Fig 8. Contribution of reverse transcription to the susceptibility of viral cores to high doses of PF74.

A) Dual reporter viral particles were produced by co-transfection of HEK293T cells with DNAs coding Gag-Pol, Env along with the two genomes: EU-repRNA and pRRL-GFP that contains all the elements required for its mobilization in target cells. To favor co-packaging of EU-repRNA in reverse transcription competent viral particles, a ratio of 9 to 1 was used between pRRL and EU-repRNA. CMV, cytomegalovirus promoter; LTR, long terminal repeats; Ψ, packaging sequence; PBS, primer binding sequence; RRE, Rev-responsive element; cPPT-CTS, central polypurine tract-central termination sequence; PPT, polypurine tract. B) Dual reporter viral particles containing a wild type or a mutated RT (Q151N) were used to challenge HeLaP4 cells in the presence or absence of Nevirapine (10 μM). PF74 was added at 23 μM at the indicated time post infection and the overall amount of luciferase activity was measured at ten hours post infection. Values are normalized for the ones observed in the absence of PF74. The graphs present AVG and SEM obtained from 4 to 9 independent experiments. *, statistically significant differences following a Student t test (p≤0.05).
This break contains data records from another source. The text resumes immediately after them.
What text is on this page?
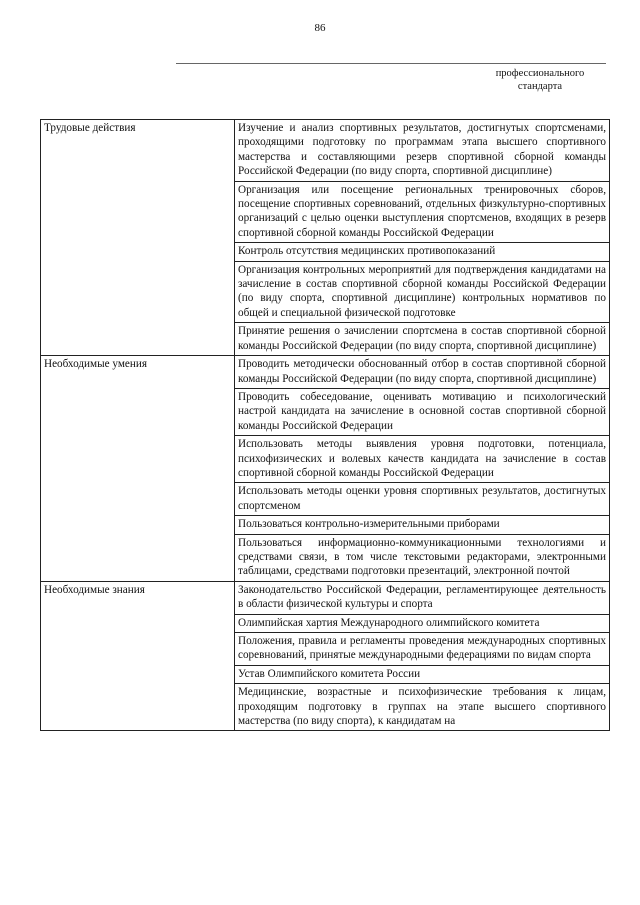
86
профессионального
стандарта
Трудовые действия	Изучение и анализ спортивных результатов, достигнутых спортсменами, проходящими подготовку по программам этапа высшего спортивного мастерства и составляющими резерв спортивной сборной команды Российской Федерации (по виду спорта, спортивной дисциплине)
	Организация или посещение региональных тренировочных сборов, посещение спортивных соревнований, отдельных физкультурно-спортивных организаций с целью оценки выступления спортсменов, входящих в резерв спортивной сборной команды Российской Федерации
	Контроль отсутствия медицинских противопоказаний
	Организация контрольных мероприятий для подтверждения кандидатами на зачисление в состав спортивной сборной команды Российской Федерации (по виду спорта, спортивной дисциплине) контрольных нормативов по общей и специальной физической подготовке
	Принятие решения о зачислении спортсмена в состав спортивной сборной команды Российской Федерации (по виду спорта, спортивной дисциплине)
Необходимые умения	Проводить методически обоснованный отбор в состав спортивной сборной команды Российской Федерации (по виду спорта, спортивной дисциплине)
	Проводить собеседование, оценивать мотивацию и психологический настрой кандидата на зачисление в основной состав спортивной сборной команды Российской Федерации
	Использовать методы выявления уровня подготовки, потенциала, психофизических и волевых качеств кандидата на зачисление в состав спортивной сборной команды Российской Федерации
	Использовать методы оценки уровня спортивных результатов, достигнутых спортсменом
	Пользоваться контрольно-измерительными приборами
	Пользоваться информационно-коммуникационными технологиями и средствами связи, в том числе текстовыми редакторами, электронными таблицами, средствами подготовки презентаций, электронной почтой
Необходимые знания	Законодательство Российской Федерации, регламентирующее деятельность в области физической культуры и спорта
	Олимпийская хартия Международного олимпийского комитета
	Положения, правила и регламенты проведения международных спортивных соревнований, принятые международными федерациями по видам спорта
	Устав Олимпийского комитета России
	Медицинские, возрастные и психофизические требования к лицам, проходящим подготовку в группах на этапе высшего спортивного мастерства (по виду спорта), к кандидатам на
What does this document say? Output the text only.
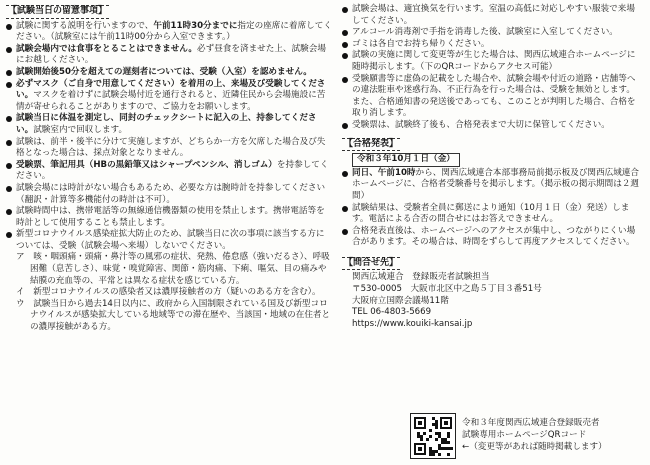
【試験当日の留意事項】

試験に関する説明を行いますので、午前11時30分までに指定の座席に着席してください。（試験室には午前11時00分から入室できます。）

試験会場内では食事をとることはできません。必ず昼食を済ませた上、試験会場にお越しください。

試験開始後50分を超えての遅刻者については、受験（入室）を認めません。

必ずマスク（ご自身で用意してください）を着用の上、来場及び受験してください。マスクを着けずに試験会場付近を通行されると、近隣住民から会場施設に苦情が寄せられることがありますので、ご協力をお願いします。

試験当日に体温を測定し、同封のチェックシートに記入の上、持参してください。試験室内で回収します。

試験は、前半・後半に分けて実施しますが、どちらか一方を欠席した場合及び失格となった場合は、採点対象となりません。

受験票、筆記用具（HBの黒鉛筆又はシャープペンシル、消しゴム）を持参してください。

試験会場には時計がない場合もあるため、必要な方は腕時計を持参してください（翻訳・計算等多機能付の時計は不可）。

試験時間中は、携帯電話等の無線通信機器類の使用を禁止します。携帯電話等を時計として使用することも禁止します。

新型コロナウイルス感染症拡大防止のため、試験当日に次の事項に該当する方については、受験（試験会場へ来場）しないでください。

ア　咳・咽頭痛・頭痛・鼻汁等の風邪の症状、発熱、倦怠感（強いだるさ）、呼吸困難（息苦しさ）、味覚・嗅覚障害、関節・筋肉痛、下痢、嘔気、目の痛みや結膜の充血等の、平常とは異なる症状を感じている方。

イ　新型コロナウイルスの感染者又は濃厚接触者の方（疑いのある方を含む）。

ウ　試験当日から過去14日以内に、政府から入国制限されている国及び新型コロナウイルスが感染拡大している地域等での滞在歴や、当該国・地域の在住者との濃厚接触がある方。

試験会場は、適宜換気を行います。室温の高低に対応しやすい服装で来場してください。

アルコール消毒剤で手指を消毒した後、試験室に入室してください。

ゴミは各自でお持ち帰りください。

試験の実施に関して変更等が生じた場合は、関西広域連合ホームページに随時掲示します。（下のQRコードからアクセス可能）

受験願書等に虚偽の記載をした場合や、試験会場や付近の道路・店舗等への違法駐車や迷惑行為、不正行為を行った場合は、受験を無効とします。また、合格通知書の発送後であっても、このことが判明した場合、合格を取り消します。

受験票は、試験終了後も、合格発表まで大切に保管してください。

【合格発表】
令和３年10月１日（金）

同日、午前10時から、関西広域連合本部事務局前掲示板及び関西広域連合ホームページに、合格者受験番号を掲示します。（掲示板の掲示期間は２週間）

試験結果は、受験者全員に郵送により通知（10月１日（金）発送）します。電話による合否の問合せにはお答えできません。

合格発表直後は、ホームページへのアクセスが集中し、つながりにくい場合があります。その場合は、時間をずらして再度アクセスしてください。

【問合せ先】

関西広域連合　登録販売者試験担当

〒530-0005　大阪市北区中之島５丁目３番51号

大阪府立国際会議場11階

TEL 06-4803-5669

https://www.kouiki-kansai.jp

令和３年度関西広域連合登録販売者
試験専用ホームページQRコード
←（変更等があれば随時掲載します）
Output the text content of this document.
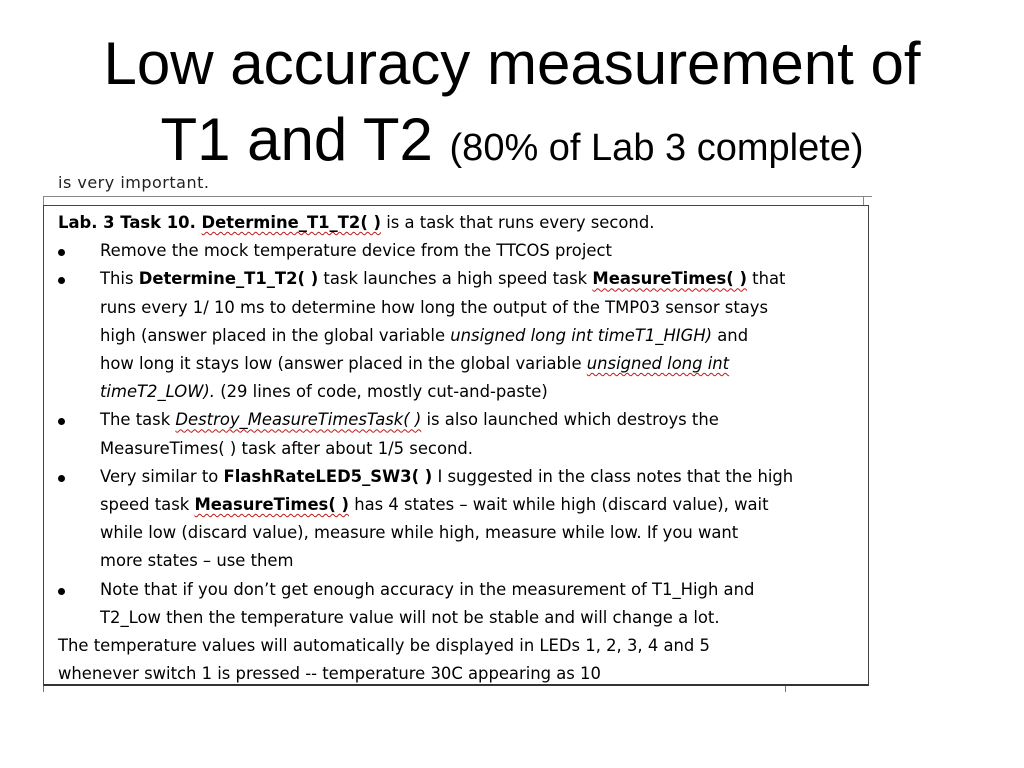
Low accuracy measurement of
T1 and T2 (80% of Lab 3 complete)
is very important.
Lab. 3 Task 10. Determine_T1_T2( ) is a task that runs every second.
Remove the mock temperature device from the TTCOS project
This Determine_T1_T2( ) task launches a high speed task MeasureTimes( ) that
runs every 1/ 10 ms to determine how long the output of the TMP03 sensor stays
high (answer placed in the global variable unsigned long int timeT1_HIGH) and
how long it stays low (answer placed in the global variable unsigned long int
timeT2_LOW). (29 lines of code, mostly cut-and-paste)
The task Destroy_MeasureTimesTask( ) is also launched which destroys the
MeasureTimes( ) task after about 1/5 second.
Very similar to FlashRateLED5_SW3( ) I suggested in the class notes that the high
speed task MeasureTimes( ) has 4 states – wait while high (discard value), wait
while low (discard value), measure while high, measure while low. If you want
more states – use them
Note that if you don’t get enough accuracy in the measurement of T1_High and
T2_Low then the temperature value will not be stable and will change a lot.
The temperature values will automatically be displayed in LEDs 1, 2, 3, 4 and 5
whenever switch 1 is pressed -- temperature 30C appearing as 10
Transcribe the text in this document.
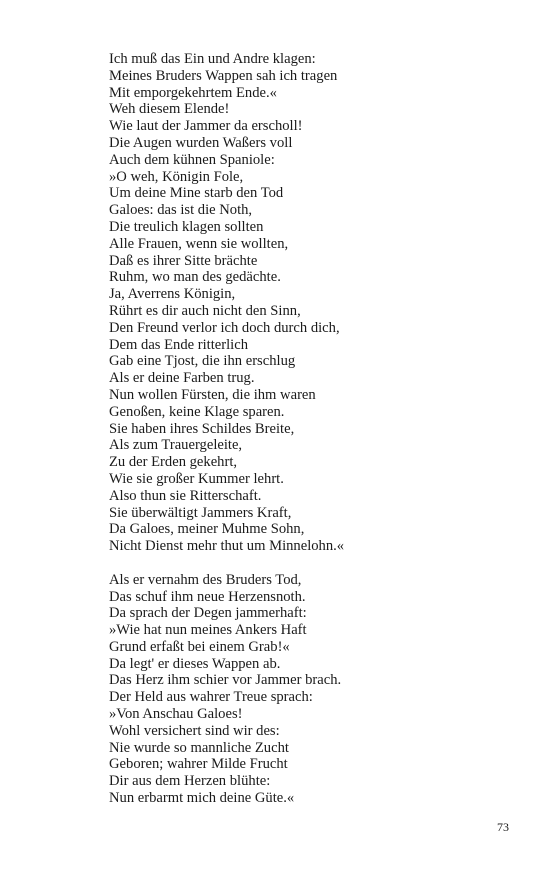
Ich muß das Ein und Andre klagen:
Meines Bruders Wappen sah ich tragen
Mit emporgekehrtem Ende.«
Weh diesem Elende!
Wie laut der Jammer da erscholl!
Die Augen wurden Waßers voll
Auch dem kühnen Spaniole:
»O weh, Königin Fole,
Um deine Mine starb den Tod
Galoes: das ist die Noth,
Die treulich klagen sollten
Alle Frauen, wenn sie wollten,
Daß es ihrer Sitte brächte
Ruhm, wo man des gedächte.
Ja, Averrens Königin,
Rührt es dir auch nicht den Sinn,
Den Freund verlor ich doch durch dich,
Dem das Ende ritterlich
Gab eine Tjost, die ihn erschlug
Als er deine Farben trug.
Nun wollen Fürsten, die ihm waren
Genoßen, keine Klage sparen.
Sie haben ihres Schildes Breite,
Als zum Trauergeleite,
Zu der Erden gekehrt,
Wie sie großer Kummer lehrt.
Also thun sie Ritterschaft.
Sie überwältigt Jammers Kraft,
Da Galoes, meiner Muhme Sohn,
Nicht Dienst mehr thut um Minnelohn.«
Als er vernahm des Bruders Tod,
Das schuf ihm neue Herzensnoth.
Da sprach der Degen jammerhaft:
»Wie hat nun meines Ankers Haft
Grund erfaßt bei einem Grab!«
Da legt' er dieses Wappen ab.
Das Herz ihm schier vor Jammer brach.
Der Held aus wahrer Treue sprach:
»Von Anschau Galoes!
Wohl versichert sind wir des:
Nie wurde so mannliche Zucht
Geboren; wahrer Milde Frucht
Dir aus dem Herzen blühte:
Nun erbarmt mich deine Güte.«
73
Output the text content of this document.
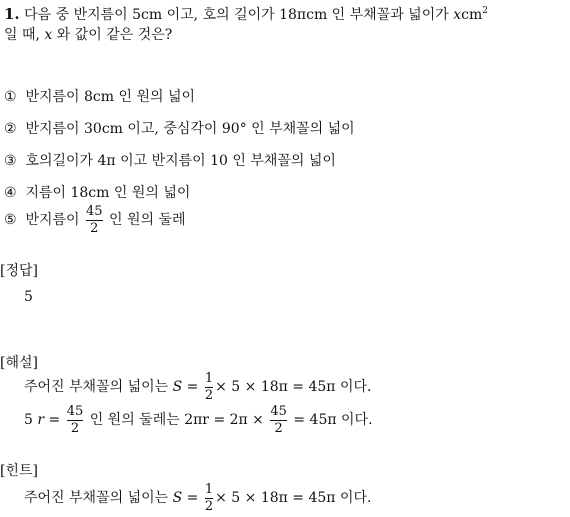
1. 다음 중 반지름이 5cm 이고, 호의 길이가 18πcm 인 부채꼴과 넓이가 xcm$^2$
일 때, x 와 값이 같은 것은?
① 반지름이 8cm 인 원의 넓이
② 반지름이 30cm 이고, 중심각이 90° 인 부채꼴의 넓이
③ 호의길이가 4π 이고 반지름이 10 인 부채꼴의 넓이
④ 지름이 18cm 인 원의 넓이
⑤ 반지름이 $\frac{45}{2}$ 인 원의 둘레
[정답]
5
[해설]
주어진 부채꼴의 넓이는 $S = \frac{1}{2} \times 5 \times 18\pi = 45\pi$ 이다.
5 $r = \frac{45}{2}$ 인 원의 둘레는 $2\pi r = 2\pi \times \frac{45}{2} = 45\pi$ 이다.
[힌트]
주어진 부채꼴의 넓이는 $S = \frac{1}{2} \times 5 \times 18\pi = 45\pi$ 이다.
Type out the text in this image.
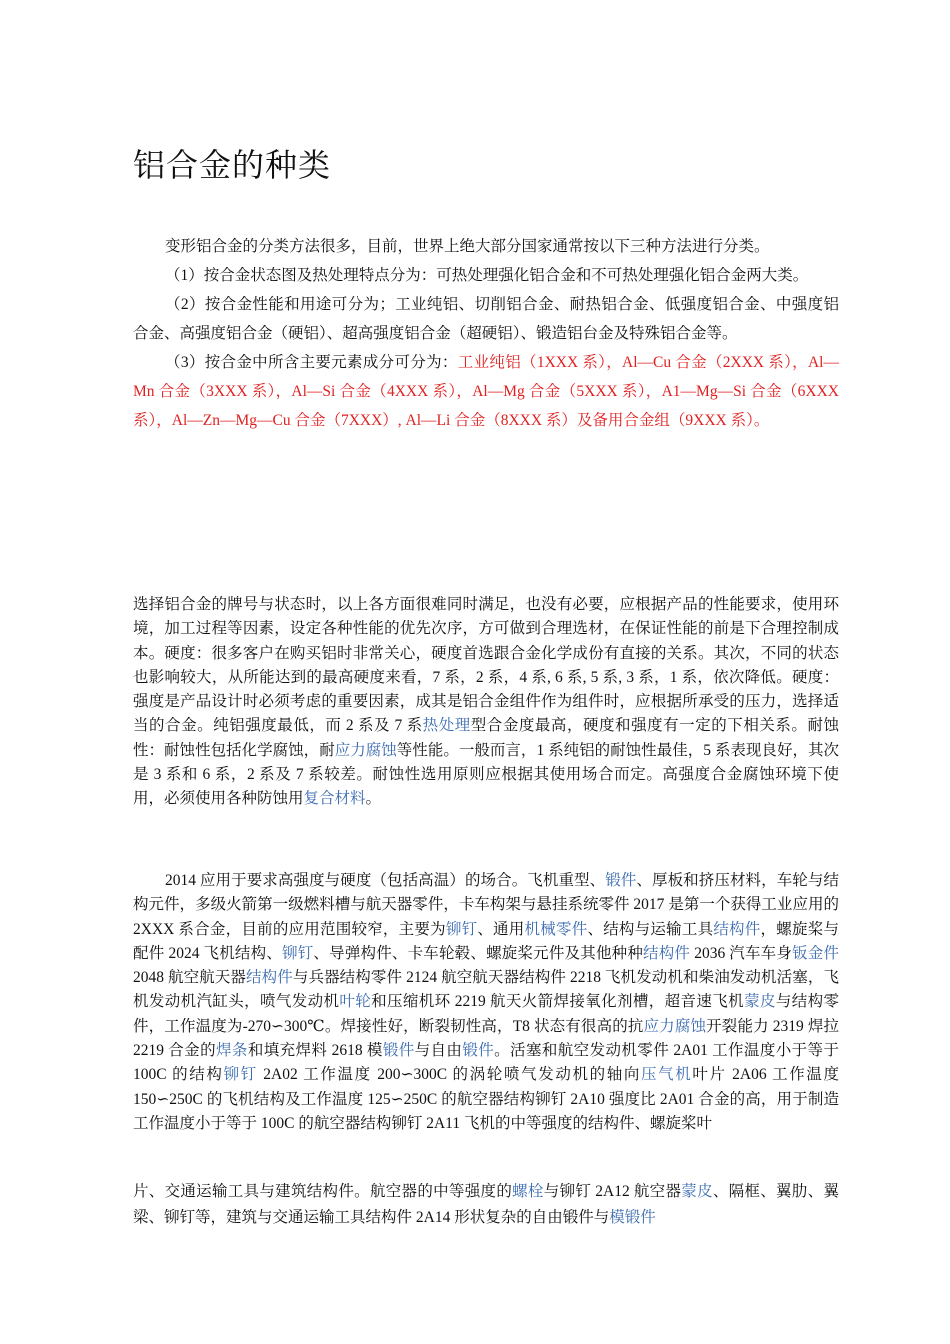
铝合金的种类

变形铝合金的分类方法很多，目前，世界上绝大部分国家通常按以下三种方法进行分类。

（1）按合金状态图及热处理特点分为：可热处理强化铝合金和不可热处理强化铝合金两大类。

（2）按合金性能和用途可分为；工业纯铝、切削铝合金、耐热铝合金、低强度铝合金、中强度铝合金、高强度铝合金（硬铝）、超高强度铝合金（超硬铝）、锻造铝台金及特殊铝合金等。

（3）按合金中所含主要元素成分可分为：工业纯铝（1XXX 系），Al—Cu 合金（2XXX 系），Al—Mn 合金（3XXX 系），Al—Si 合金（4XXX 系），Al—Mg 合金（5XXX 系），A1—Mg—Si 合金（6XXX 系），Al—Zn—Mg—Cu 合金（7XXX）, Al—Li 合金（8XXX 系）及备用合金组（9XXX 系）。

选择铝合金的牌号与状态时，以上各方面很难同时满足，也没有必要，应根据产品的性能要求，使用环境，加工过程等因素，设定各种性能的优先次序，方可做到合理选材，在保证性能的前是下合理控制成本。硬度：很多客户在购买铝时非常关心，硬度首选跟合金化学成份有直接的关系。其次，不同的状态也影响较大，从所能达到的最高硬度来看，7 系，2 系，4 系, 6 系, 5 系, 3 系，1 系，依次降低。硬度：强度是产品设计时必须考虑的重要因素，成其是铝合金组件作为组件时，应根据所承受的压力，选择适当的合金。纯铝强度最低，而 2 系及 7 系热处理型合金度最高，硬度和强度有一定的下相关系。耐蚀性：耐蚀性包括化学腐蚀，耐应力腐蚀等性能。一般而言，1 系纯铝的耐蚀性最佳，5 系表现良好，其次是 3 系和 6 系，2 系及 7 系较差。耐蚀性选用原则应根据其使用场合而定。高强度合金腐蚀环境下使用，必须使用各种防蚀用复合材料。

2014 应用于要求高强度与硬度（包括高温）的场合。飞机重型、锻件、厚板和挤压材料，车轮与结构元件，多级火箭第一级燃料槽与航天器零件，卡车构架与悬挂系统零件 2017 是第一个获得工业应用的 2XXX 系合金，目前的应用范围较窄，主要为铆钉、通用机械零件、结构与运输工具结构件，螺旋桨与配件 2024 飞机结构、铆钉、导弹构件、卡车轮毂、螺旋桨元件及其他种种结构件 2036 汽车车身钣金件 2048 航空航天器结构件与兵器结构零件 2124 航空航天器结构件 2218 飞机发动机和柴油发动机活塞，飞机发动机汽缸头，喷气发动机叶轮和压缩机环 2219 航天火箭焊接氧化剂槽，超音速飞机蒙皮与结构零件，工作温度为-270∽300℃。焊接性好，断裂韧性高，T8 状态有很高的抗应力腐蚀开裂能力 2319 焊拉 2219 合金的焊条和填充焊料 2618 模锻件与自由锻件。活塞和航空发动机零件 2A01 工作温度小于等于 100C 的结构铆钉 2A02 工作温度 200∽300C 的涡轮喷气发动机的轴向压气机叶片 2A06 工作温度 150∽250C 的飞机结构及工作温度 125∽250C 的航空器结构铆钉 2A10 强度比 2A01 合金的高，用于制造工作温度小于等于 100C 的航空器结构铆钉 2A11 飞机的中等强度的结构件、螺旋桨叶

片、交通运输工具与建筑结构件。航空器的中等强度的螺栓与铆钉 2A12 航空器蒙皮、隔框、翼肋、翼梁、铆钉等，建筑与交通运输工具结构件 2A14 形状复杂的自由锻件与模锻件
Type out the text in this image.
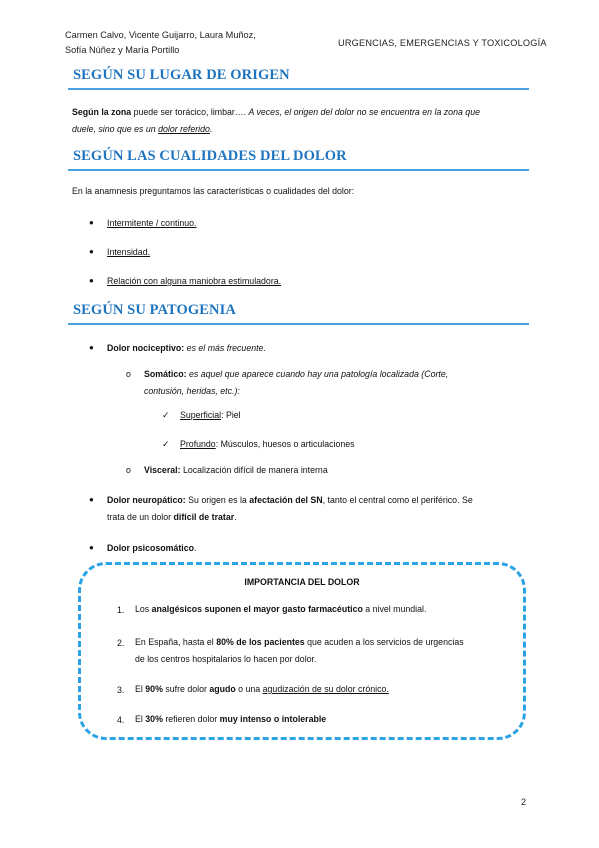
Carmen Calvo, Vicente Guijarro, Laura Muñoz,
Sofía Núñez y María Portillo
URGENCIAS, EMERGENCIAS Y TOXICOLOGÍA
SEGÚN SU LUGAR DE ORIGEN
Según la zona puede ser torácico, limbar…. A veces, el origen del dolor no se encuentra en la zona que
duele, sino que es un dolor referido.
SEGÚN LAS CUALIDADES DEL DOLOR
En la anamnesis preguntamos las características o cualidades del dolor:
● Intermitente / continuo.
● Intensidad.
● Relación con alguna maniobra estimuladora.
SEGÚN SU PATOGENIA
● Dolor nociceptivo: es el más frecuente.
o Somático: es aquel que aparece cuando hay una patología localizada (Corte,
contusión, heridas, etc.):
✓ Superficial: Piel
✓ Profundo: Músculos, huesos o articulaciones
o Visceral: Localización difícil de manera interna
● Dolor neuropático: Su origen es la afectación del SN, tanto el central como el periférico. Se
trata de un dolor difícil de tratar.
● Dolor psicosomático.
IMPORTANCIA DEL DOLOR
1. Los analgésicos suponen el mayor gasto farmacéutico a nivel mundial.
2. En España, hasta el 80% de los pacientes que acuden a los servicios de urgencias
de los centros hospitalarios lo hacen por dolor.
3. El 90% sufre dolor agudo o una agudización de su dolor crónico.
4. El 30% refieren dolor muy intenso o intolerable
2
C) The graph presents the decrease in the amount of PF74-induced luciferase activity in the individual experiments that compose Fig 8B at t3 and t4. D) The graph presents the percentage of PF74-induced luciferase activity lost in reverse transcription competent viruses over reverse transcription incompetent ones (data of Fig 8B, pooling t3 and t4 data points).